Mission Bush Pilot and Nurse

After spending three years in Guyana, South America, we have now moved to Bewani, 50 Km south of Vanimo, Papua New Guinea. We have started a new humanitarian aviation ministry here. In visiting with health officials and church people here, the need for an aviation program to reach into remote villages became very apparent. We are taking health workers and medicines/vaccines, into remote village airstrips and bringing out critically ill patients to the hospital. We also fly in educational materials for schools, as well as take in Bible workers. Toni is helping with the medical end of things, while Gary takes care of the flying part. We have several local lay missionaries we sponsor and we do ground transport for patients as well. We are volunteers here to serve our God and the unreached people of Papua New Guinea. We have a great need for more people to join in this effort.

Thursday, October 2, 2008

A Glimpse in the Life of a Volunteer Missionary in Guyana

The sun rises at almost the same time every day, since we are so close to the equator. Sometimes we have to get going well before dawn as we need to take off right after sunrise. Here you can only fly from sun up to sundown--not a minute either way. It keeps us from being in the air all the time!

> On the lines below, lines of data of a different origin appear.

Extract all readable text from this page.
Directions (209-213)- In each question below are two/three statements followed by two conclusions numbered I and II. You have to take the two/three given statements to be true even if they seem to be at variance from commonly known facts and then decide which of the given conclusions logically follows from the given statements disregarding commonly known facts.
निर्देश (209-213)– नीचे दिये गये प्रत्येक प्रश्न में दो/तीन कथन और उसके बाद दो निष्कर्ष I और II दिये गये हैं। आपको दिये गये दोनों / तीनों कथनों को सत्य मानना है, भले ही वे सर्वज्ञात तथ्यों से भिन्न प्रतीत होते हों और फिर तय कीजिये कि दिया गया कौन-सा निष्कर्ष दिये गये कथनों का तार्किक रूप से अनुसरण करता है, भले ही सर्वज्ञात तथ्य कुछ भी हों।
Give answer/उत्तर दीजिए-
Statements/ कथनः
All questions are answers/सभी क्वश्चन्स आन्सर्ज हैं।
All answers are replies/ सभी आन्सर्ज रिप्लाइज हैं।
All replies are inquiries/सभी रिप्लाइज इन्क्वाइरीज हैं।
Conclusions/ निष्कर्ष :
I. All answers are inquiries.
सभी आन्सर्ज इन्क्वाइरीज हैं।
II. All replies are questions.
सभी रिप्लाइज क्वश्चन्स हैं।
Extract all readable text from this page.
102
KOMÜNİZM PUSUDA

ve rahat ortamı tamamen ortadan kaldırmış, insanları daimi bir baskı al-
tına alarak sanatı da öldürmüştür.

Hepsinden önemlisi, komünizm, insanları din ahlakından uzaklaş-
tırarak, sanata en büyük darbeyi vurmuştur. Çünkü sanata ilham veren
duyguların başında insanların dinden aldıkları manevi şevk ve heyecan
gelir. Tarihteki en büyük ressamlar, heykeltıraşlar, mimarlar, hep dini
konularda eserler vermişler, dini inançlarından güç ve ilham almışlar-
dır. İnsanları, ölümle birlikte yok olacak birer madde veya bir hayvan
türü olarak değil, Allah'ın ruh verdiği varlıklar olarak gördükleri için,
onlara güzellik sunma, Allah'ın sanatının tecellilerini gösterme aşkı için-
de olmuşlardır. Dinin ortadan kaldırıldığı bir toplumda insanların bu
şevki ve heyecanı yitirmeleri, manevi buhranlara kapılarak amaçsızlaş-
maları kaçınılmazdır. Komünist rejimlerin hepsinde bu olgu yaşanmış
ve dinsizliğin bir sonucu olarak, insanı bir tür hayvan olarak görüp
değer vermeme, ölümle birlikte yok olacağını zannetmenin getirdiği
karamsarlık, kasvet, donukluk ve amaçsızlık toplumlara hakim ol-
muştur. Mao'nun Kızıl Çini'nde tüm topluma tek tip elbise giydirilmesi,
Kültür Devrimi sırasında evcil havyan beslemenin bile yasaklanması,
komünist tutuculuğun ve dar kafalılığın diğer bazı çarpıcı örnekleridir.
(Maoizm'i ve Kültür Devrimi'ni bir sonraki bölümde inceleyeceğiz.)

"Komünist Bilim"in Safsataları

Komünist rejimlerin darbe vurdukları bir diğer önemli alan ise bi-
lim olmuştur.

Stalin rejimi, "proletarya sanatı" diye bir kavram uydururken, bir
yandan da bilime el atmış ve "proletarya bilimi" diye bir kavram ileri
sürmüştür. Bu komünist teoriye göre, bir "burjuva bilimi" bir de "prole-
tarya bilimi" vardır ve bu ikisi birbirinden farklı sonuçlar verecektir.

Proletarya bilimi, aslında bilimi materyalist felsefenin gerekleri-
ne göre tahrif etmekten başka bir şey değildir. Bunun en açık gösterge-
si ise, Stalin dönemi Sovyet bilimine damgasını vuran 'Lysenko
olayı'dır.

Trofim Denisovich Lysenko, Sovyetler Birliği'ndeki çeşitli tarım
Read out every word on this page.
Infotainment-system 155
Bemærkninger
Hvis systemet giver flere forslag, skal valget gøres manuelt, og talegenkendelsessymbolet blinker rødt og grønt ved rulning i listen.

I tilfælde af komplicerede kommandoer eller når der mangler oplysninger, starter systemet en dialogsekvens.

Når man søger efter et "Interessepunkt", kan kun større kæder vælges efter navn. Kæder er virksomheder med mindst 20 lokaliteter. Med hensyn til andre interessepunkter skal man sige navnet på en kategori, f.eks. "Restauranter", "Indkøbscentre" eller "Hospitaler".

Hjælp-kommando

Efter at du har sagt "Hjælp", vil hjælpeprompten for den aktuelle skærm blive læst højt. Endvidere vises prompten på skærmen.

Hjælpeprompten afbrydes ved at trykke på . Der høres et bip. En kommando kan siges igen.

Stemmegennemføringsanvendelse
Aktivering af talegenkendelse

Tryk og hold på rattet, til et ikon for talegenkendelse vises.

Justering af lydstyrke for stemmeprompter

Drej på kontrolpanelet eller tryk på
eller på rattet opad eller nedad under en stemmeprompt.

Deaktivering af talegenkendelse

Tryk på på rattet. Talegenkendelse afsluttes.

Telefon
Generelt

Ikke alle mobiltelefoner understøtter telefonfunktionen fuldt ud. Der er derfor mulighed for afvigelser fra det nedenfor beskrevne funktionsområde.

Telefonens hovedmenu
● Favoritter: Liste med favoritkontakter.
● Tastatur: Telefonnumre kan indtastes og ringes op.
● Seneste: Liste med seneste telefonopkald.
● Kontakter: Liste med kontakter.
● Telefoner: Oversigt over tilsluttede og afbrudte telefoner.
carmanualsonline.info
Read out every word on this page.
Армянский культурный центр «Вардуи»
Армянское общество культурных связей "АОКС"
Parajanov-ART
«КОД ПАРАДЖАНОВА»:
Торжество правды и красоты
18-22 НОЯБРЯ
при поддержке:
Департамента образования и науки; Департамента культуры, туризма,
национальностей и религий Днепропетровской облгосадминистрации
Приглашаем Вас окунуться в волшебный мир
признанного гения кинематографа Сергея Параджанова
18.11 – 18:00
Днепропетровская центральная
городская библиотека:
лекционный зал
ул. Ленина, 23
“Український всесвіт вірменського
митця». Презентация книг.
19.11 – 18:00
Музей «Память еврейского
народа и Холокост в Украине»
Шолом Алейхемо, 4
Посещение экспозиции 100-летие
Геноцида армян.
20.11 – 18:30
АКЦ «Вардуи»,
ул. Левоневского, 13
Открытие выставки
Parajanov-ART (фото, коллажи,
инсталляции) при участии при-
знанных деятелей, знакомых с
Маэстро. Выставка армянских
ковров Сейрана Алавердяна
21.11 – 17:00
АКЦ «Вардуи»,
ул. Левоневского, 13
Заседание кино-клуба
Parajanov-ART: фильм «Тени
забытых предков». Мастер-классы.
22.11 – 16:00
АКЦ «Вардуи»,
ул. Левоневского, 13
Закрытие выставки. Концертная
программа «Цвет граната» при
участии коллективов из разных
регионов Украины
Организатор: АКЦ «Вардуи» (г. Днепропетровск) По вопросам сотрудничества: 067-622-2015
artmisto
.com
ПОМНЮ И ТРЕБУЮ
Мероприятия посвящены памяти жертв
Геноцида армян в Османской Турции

The weather is never predictable here--except that it is always changing. You can fly out in one kind of weather, and return in a couple of hours in very different conditions. There is no weather service here to get a forecast from, either. You take it as it comes. Many days are made up of flights to the opposite end of the country from Georgetown, which is on the Atlantic coast. We fly over very interesting landscape. Some parts of the country are flat and near or even below sea leve; then there are other areas with mountains and beautiful waterfalls. When we are in the interior, we make lots of short flights between villages. In 4-6 hours of flying I might have 10-12 landings and take offs. That means loading and reloading cargo and passengers. Many of our flights consist of taking students from deep in the jungle out to a school. There are also many medical evacuations for very ill people that need to get to the hospital. We have had to return bodies to some villages when the patient didn’t make it even after taking them in for medical care at the hospital. We have flown in snake bite victims (they usually have 2-3 days to live without treatment), broken bones, bleeding wounds, cancer, etc. There is a lot of hurting and suffering in this old world. We need Jesus to come soon to end it all! The medical care here leaves a lot to be desired of, even when we fly them in. Sometimes we wait for an hour or more for the ambulance to arrive, even after we have called in a hour before landing requesting one. It is always rewarding though when you get to fly a patient home again after they are feeling better.

We fly over very interesting landscape. Some parts of the country are flat and near or even below sea level; then there are other areas with mountains and beautiful waterfalls Some you will only see from the air. Most of the country is covered in jungle, some with savannah and lots of rivers. The rivers here are very dark, but clear, a dark reddish brown in color.

When we aren’t flying, we are out shopping (ugh) for our workers out in the interior. We buy anything from groceries to parts for equipment to household supplies. Then we fly these supplies into the village the next time we go there. It is very expensive to have everything flown in by the local companies, so we try to help out as much as possible.
We have found 2 distinct cultures here, the Amerindians that live outside of Georgetown in the interior, and then the East Indians and Blacks that live in Georgetown. They are very different and interesting.
In the interior, most villages have no electricity except maybe a generator at a “store” for a couple of hours at night or solar panels for lights at night for a short time. Most rise and sleep with the sun. Think of all the electric items in your house you that you would have to be without if you didn’t have electricity. Then there is no running water except the river in most places. No internet, cell phone or cable TV in the interior, either. It is so quiet there at night and dark--the stars really glow. Sounds like camping huh?
The plane is always appreciated and every one comes running when you land to see it and what you have brought or who you will fly out.



Thought you might like some pictures to go with the stories. Thanks for your support, enjoy hearing from you. I flew over 60 hours in September!